Three first-years win SGA senate seats in a first-of-its-kind campaign


Screenshots from the @hijabisforsenate campaign instagram account. From left to right, campaign posts for Sarrah Naittalb, Ayan Mohamud, and Fayza Beshir.

Saloni Kumar, Contributing Writer

Three first-years won seats to represent the class of 2025 on the Student Government Association Senate, under the shared platform ‘Hijabis for Senate.’

Since the Senate’s creation three years ago, this is the first time a group of students have run together on an identity-based platform, according to Student Government Association President Sara Mitchell. Students ​​Fayza Beshir, Ayan Mohamud, and Sarrah Naittalb ran under the shared platform “Hijabis for Senate.”  Their motto is: “Our unity is our strength & diversity is our power.” 

They group hopes to combine their collectively diverse experiences to represent the needs of their communities as Muslim students of color. 

The three decided on their campaign goals based on both their lived experiences as Muslim students of color and conversations with the student body. As members of the Simmons Islamic Society, the candidates connected with community members over the lack of readily available halal food options on campus. 

Their campaign also asserts the importance of getting the day off for all religious holidays. According to Naittalb, an excused absence is not enough because classes continue to be held and thus require students to work through their holiday. “I feel like that’s stressful and not fair to students,” Naittalb said.  

They also hope to create physical space for students to prioritize their mental health during the school day to engage in stress-relief activities. As students continue to juggle their various responsibilities, they believe it’s important for the school to make space for events that can serve as a break from the grind of college. 

The constitution outlines that each senator represents their class on one of the following committees: dining matters, student life, financial matters and academic life. Senators meet with relevant members of the administration to voice student concerns and change policies accordingly. 

The three converged with various levels of experience and motivations to run. Mohamud actively participated in her high school’s student council, which successfully advocated to replace her school’s racist mascot. Beshir noted that Simmons is more diverse than her high school and this increased diversity encouraged her to represent students of color and Muslims. Naittal wanted to improve Simmons, noting that it is a predominantly white institution, within the diverse city of Boston.  

Their campaign name, ‘Hijabis for Senate,’ highlights the group’s passion to use their faith to guide their goals.

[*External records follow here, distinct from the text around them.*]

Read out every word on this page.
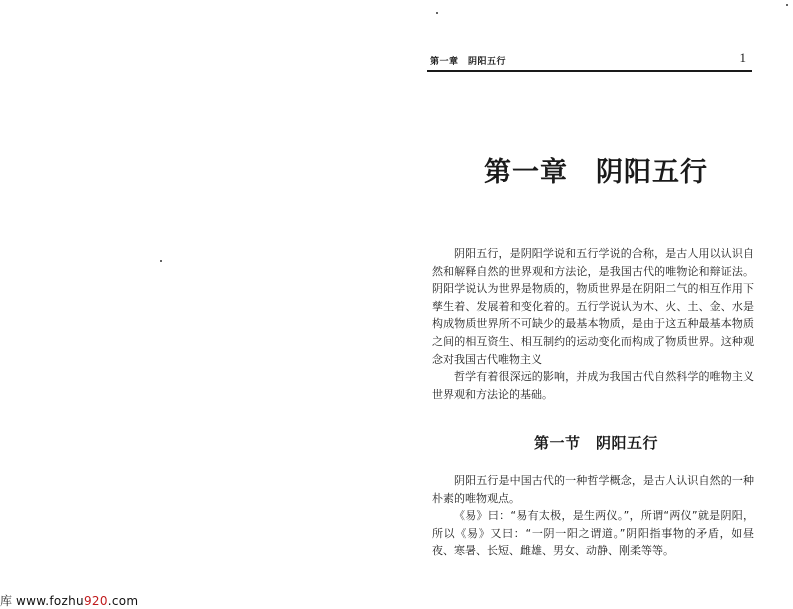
第一章　阴阳五行	1
第一章　阴阳五行

阴阳五行，是阴阳学说和五行学说的合称，是古人用以认识自然和解释自然的世界观和方法论，是我国古代的唯物论和辩证法。阴阳学说认为世界是物质的，物质世界是在阴阳二气的相互作用下孳生着、发展着和变化着的。五行学说认为木、火、土、金、水是构成物质世界所不可缺少的最基本物质，是由于这五种最基本物质之间的相互资生、相互制约的运动变化而构成了物质世界。这种观念对我国古代唯物主义

哲学有着很深远的影响，并成为我国古代自然科学的唯物主义世界观和方法论的基础。

第一节　阴阳五行

阴阳五行是中国古代的一种哲学概念，是古人认识自然的一种朴素的唯物观点。

《易》曰：“易有太极，是生两仪。”，所谓“两仪”就是阴阳，所以《易》又曰：“一阴一阳之谓道。”阴阳指事物的矛盾，如昼夜、寒暑、长短、雌雄、男女、动静、刚柔等等。

库 www.fozhu920.com
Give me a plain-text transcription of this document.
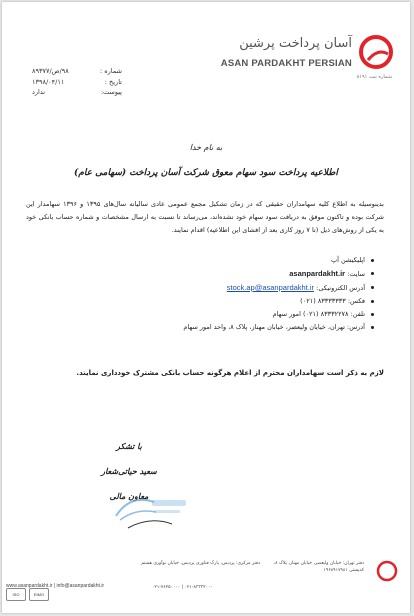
آسان پرداخت پرشین
ASAN PARDAKHT PERSIAN
شماره ثبت ۸۱۹۱
شماره :
۹۸/ص/۸۹۳۷۷
تاریخ :
۱۳۹۸/۰۴/۱۱
پیوست:
ندارد
به نام خدا
اطلاعیه پرداخت سود سهام معوق شرکت آسان پرداخت (سهامی عام)
بدینوسیله به اطلاع کلیه سهامداران حقیقی که در زمان تشکیل مجمع عمومی عادی سالیانه سال‌های ۱۳۹۵ و ۱۳۹۶ سهامدار این شرکت بوده و تاکنون موفق به دریافت سود سهام خود نشده‌اند، می‌رساند تا نسبت به ارسال مشخصات و شماره حساب بانکی خود به یکی از روش‌های ذیل (تا ۷ روز کاری بعد از افشای این اطلاعیه) اقدام نمایند.
اپلیکیشن آپ
سایت: asanpardakht.ir
آدرس الکترونیکی: stock.ap@asanpardakht.ir
فکس: ۸۳۳۳۳۳۳۳ (۰۲۱)
تلفن: ۸۳۳۳۲۲۷۸ (۰۲۱) امور سهام
آدرس: تهران، خیابان ولیعصر، خیابان مهناز، پلاک ۸، واحد امور سهام
لازم به ذکر است سهامداران محترم از اعلام هرگونه حساب بانکی مشترک خودداری نمایند.
با تشکر
سعید حیاتی‌شعار
معاون مالی
دفتر تهران: خیابان ولیعصر، خیابان مهناز، پلاک ۸، کدپستی ۱۹۶۸۹۱۷۹۸۱
دفتر مرکزی: پردیس، پارک فناوری پردیس، خیابان نوآوری هشتم
www.asanpardakht.ir | info@asanpardakht.ir
ISO	EIMO
۰۲۱-۸۳۳۳۲۰۰۰ | ۰۲۱-۷۶۲۵۰۰۰۰
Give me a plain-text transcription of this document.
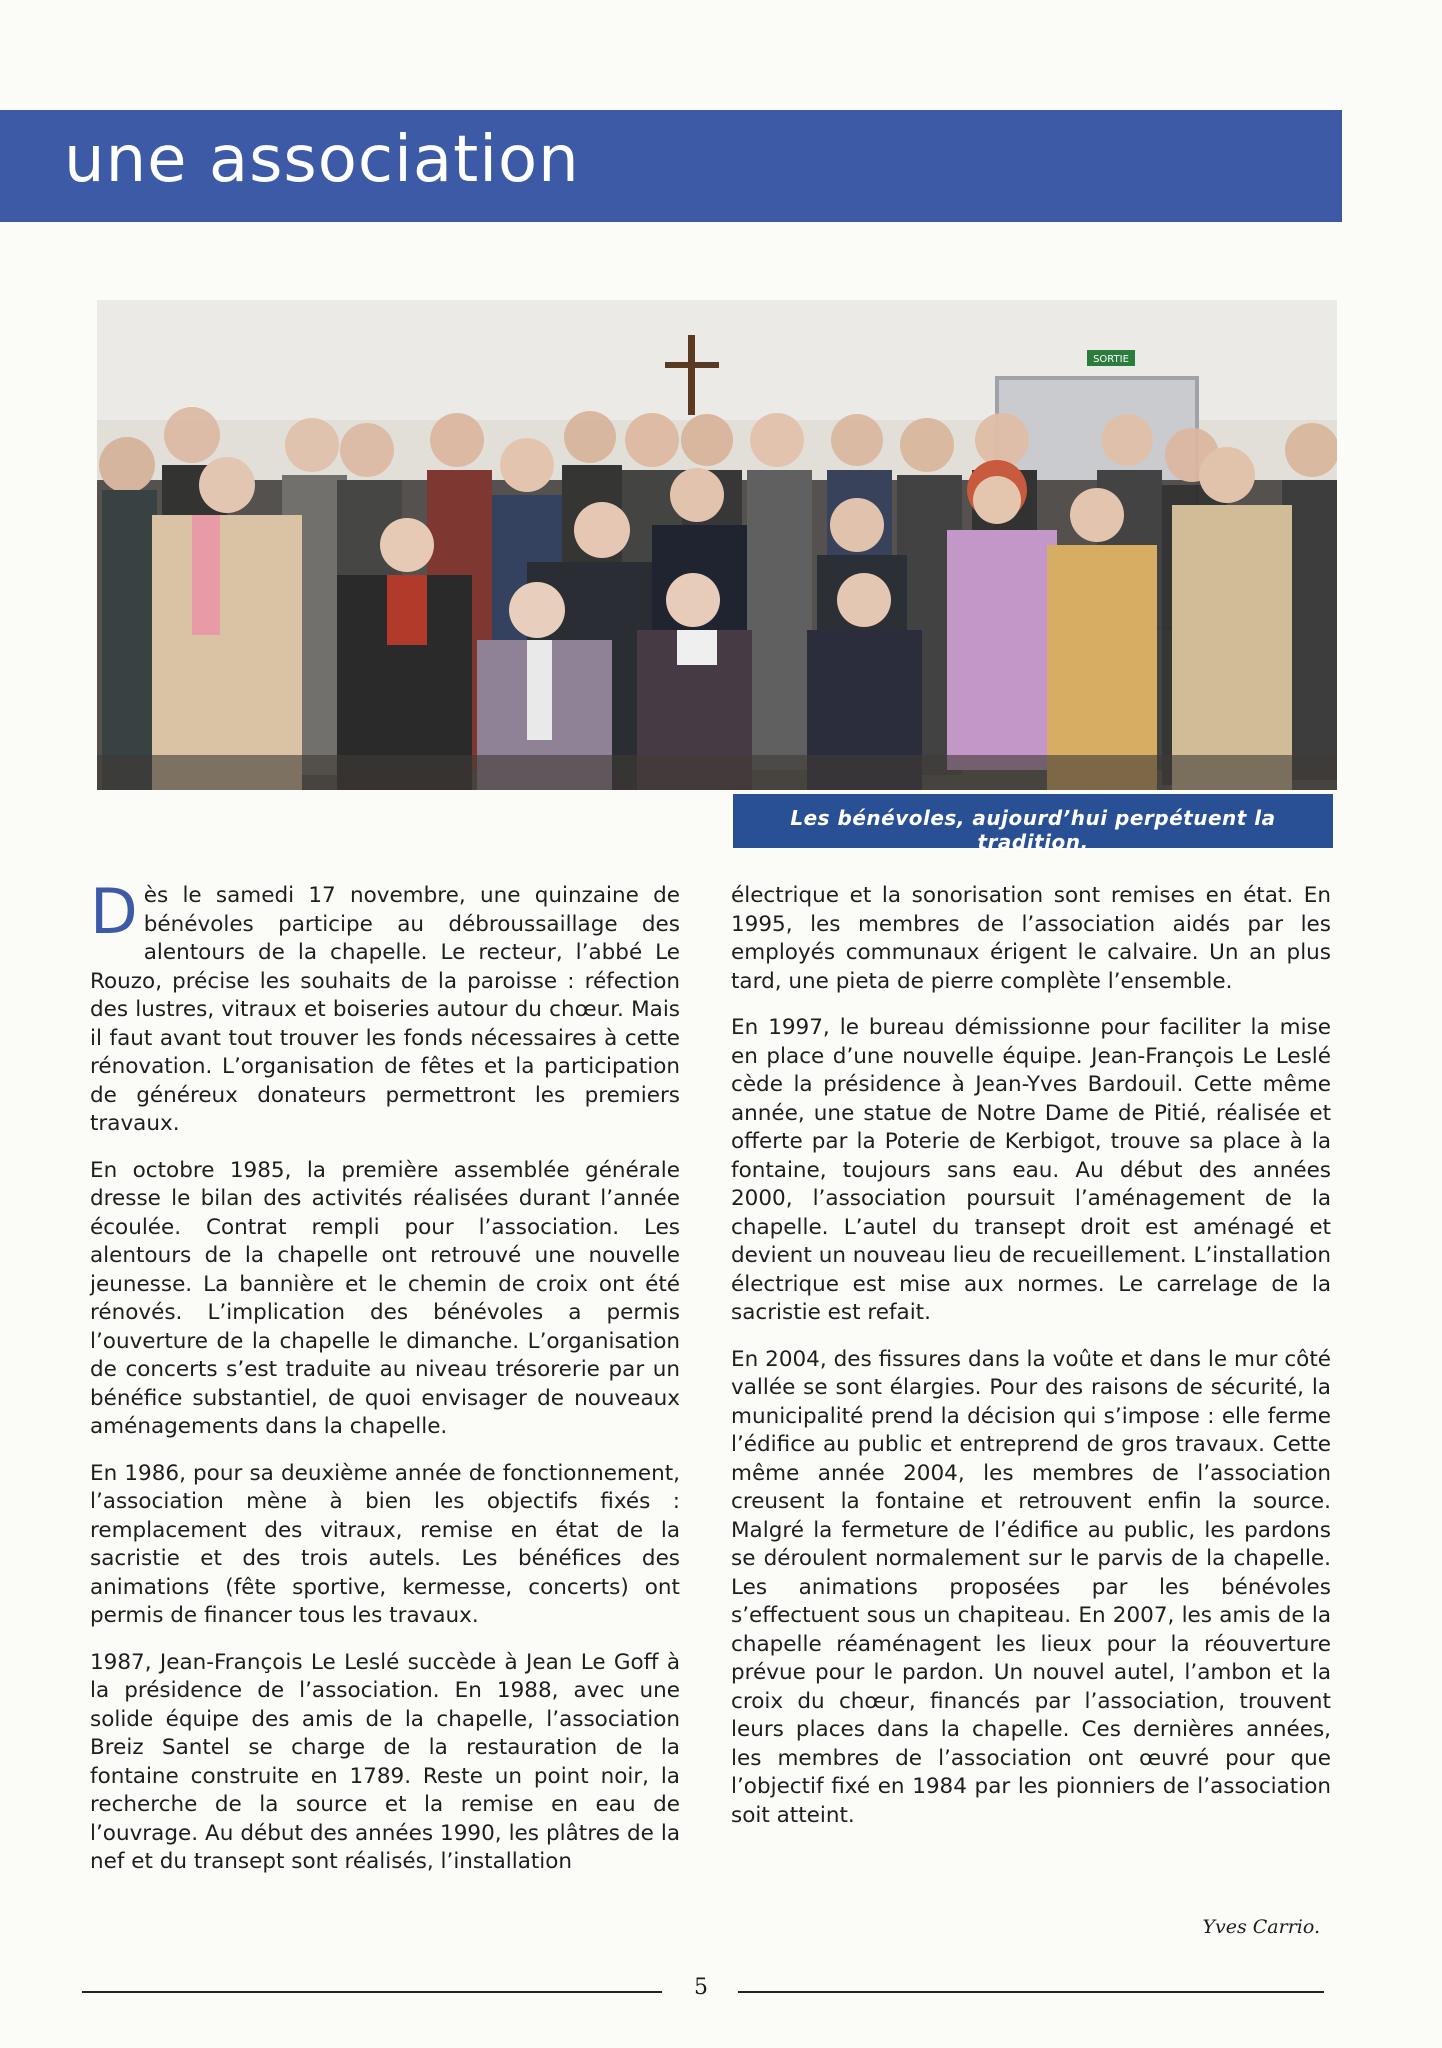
une association
SORTIE
Les bénévoles, aujourd’hui perpétuent la tradition.

Dès le samedi 17 novembre, une quinzaine de bénévoles participe au débroussaillage des alentours de la chapelle. Le recteur, l’abbé Le Rouzo, précise les souhaits de la paroisse : réfection des lustres, vitraux et boiseries autour du chœur. Mais il faut avant tout trouver les fonds nécessaires à cette rénovation. L’organisation de fêtes et la participation de généreux donateurs permettront les premiers travaux.

En octobre 1985, la première assemblée générale dresse le bilan des activités réalisées durant l’année écoulée. Contrat rempli pour l’association. Les alentours de la chapelle ont retrouvé une nouvelle jeunesse. La bannière et le chemin de croix ont été rénovés. L’implication des bénévoles a permis l’ouverture de la chapelle le dimanche. L’organisation de concerts s’est traduite au niveau trésorerie par un bénéfice substantiel, de quoi envisager de nouveaux aménagements dans la chapelle.

En 1986, pour sa deuxième année de fonctionnement, l’association mène à bien les objectifs fixés : remplacement des vitraux, remise en état de la sacristie et des trois autels. Les bénéfices des animations (fête sportive, kermesse, concerts) ont permis de financer tous les travaux.

1987, Jean-François Le Leslé succède à Jean Le Goff à la présidence de l’association. En 1988, avec une solide équipe des amis de la chapelle, l’association Breiz Santel se charge de la restauration de la fontaine construite en 1789. Reste un point noir, la recherche de la source et la remise en eau de l’ouvrage. Au début des années 1990, les plâtres de la nef et du transept sont réalisés, l’installation

électrique et la sonorisation sont remises en état. En 1995, les membres de l’association aidés par les employés communaux érigent le calvaire. Un an plus tard, une pieta de pierre complète l’ensemble.

En 1997, le bureau démissionne pour faciliter la mise en place d’une nouvelle équipe. Jean-François Le Leslé cède la présidence à Jean-Yves Bardouil. Cette même année, une statue de Notre Dame de Pitié, réalisée et offerte par la Poterie de Kerbigot, trouve sa place à la fontaine, toujours sans eau. Au début des années 2000, l’association poursuit l’aménagement de la chapelle. L’autel du transept droit est aménagé et devient un nouveau lieu de recueillement. L’installation électrique est mise aux normes. Le carrelage de la sacristie est refait.

En 2004, des fissures dans la voûte et dans le mur côté vallée se sont élargies. Pour des raisons de sécurité, la municipalité prend la décision qui s’impose : elle ferme l’édifice au public et entreprend de gros travaux. Cette même année 2004, les membres de l’association creusent la fontaine et retrouvent enfin la source. Malgré la fermeture de l’édifice au public, les pardons se déroulent normalement sur le parvis de la chapelle. Les animations proposées par les bénévoles s’effectuent sous un chapiteau. En 2007, les amis de la chapelle réaménagent les lieux pour la réouverture prévue pour le pardon. Un nouvel autel, l’ambon et la croix du chœur, financés par l’association, trouvent leurs places dans la chapelle. Ces dernières années, les membres de l’association ont œuvré pour que l’objectif fixé en 1984 par les pionniers de l’association soit atteint.

Yves Carrio.
5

According to Naittalb, Islam emphasizes the qualities that make a good senator— including keeping promises, showing kindness to all, and speaking up for the oppressed.

Ultimately, they hope to use their diversity to represent as many students as possible. “We can be outlets and advocates for different types of students, and we all have very diverse backgrounds and have learned so much in our past that we can bring to Simmons and share with each other,” Mohamud said.